La messe est dite pour ces chantres de la laïcité que sont les socialistes. Ils ont voulu la guerre avec Dieu, ils l'ont eu et l'on perdu, normal. Déchiré de l'intérieur et coincé entre Macron et Mélenchon, c'est bien plus qu'une élection perdue qui se profile, c'est la fin du Parti Socialiste qui se décompose comme un corps social mort.
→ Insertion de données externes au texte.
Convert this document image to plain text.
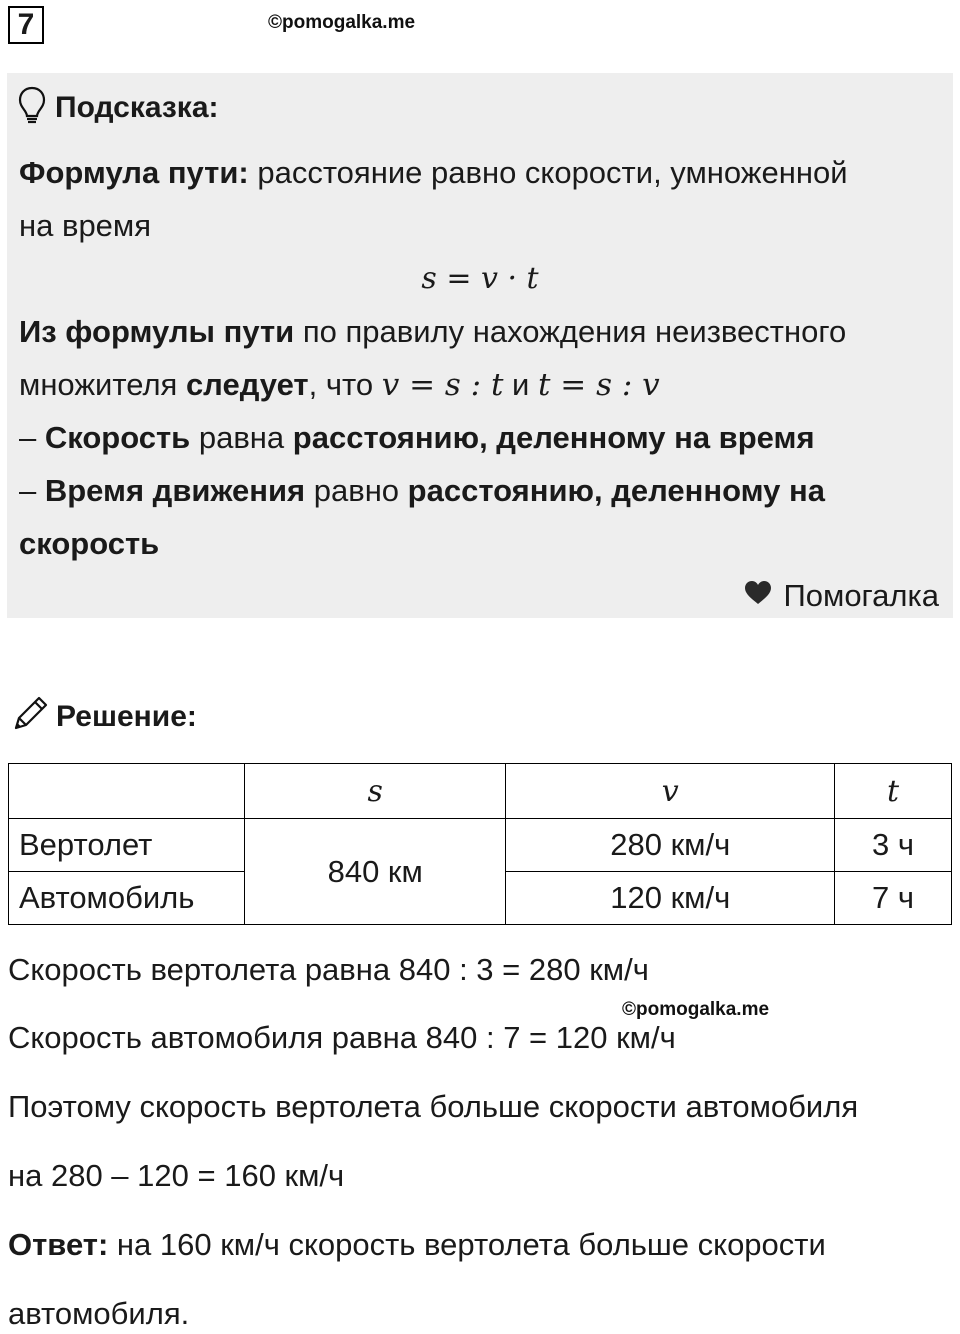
7	©pomogalka.me
Подсказка:
Формула пути: расстояние равно скорости, умноженной
на время
s = v · t
Из формулы пути по правилу нахождения неизвестного
множителя следует, что v = s : t и t = s : v
– Скорость равна расстоянию, деленному на время
– Время движения равно расстоянию, деленному на
скорость
Помогалка
Решение:
	s	v	t
Вертолет	840 км	280 км/ч	3 ч
Автомобиль		120 км/ч	7 ч
Скорость вертолета равна 840 : 3 = 280 км/ч
©pomogalka.me
Скорость автомобиля равна 840 : 7 = 120 км/ч
Поэтому скорость вертолета больше скорости автомобиля
на 280 – 120 = 160 км/ч
Ответ: на 160 км/ч скорость вертолета больше скорости
автомобиля.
En 2012 le PS et ses alliés dirigeaient la quasi-totalité des régions de France, la majorité des départements, la plupart des villes de plus de 30.000 habitants, ils étaient majoritaires à l'Assemblée nationale et au Sénat, et ils avaient remporté l'élection présidentielle. Jamais aucun parti, sous les cinq républiques de notre histoire, n'avait disposé d'autant de pouvoirs. Ayant atteint ce que l'on considère comme la clé de voûte des institutions de la Ve République, la présidence de Hollande verra s'effondrer tout l'édifice en un seul mandat. Qui l'aurait cru? Pourtant c'est fait et d'autres suivront la même voie, car c'est le temps qui veut cela. Le temps du jugement. C'était clairement annoncé, mais plus personne n'écoute….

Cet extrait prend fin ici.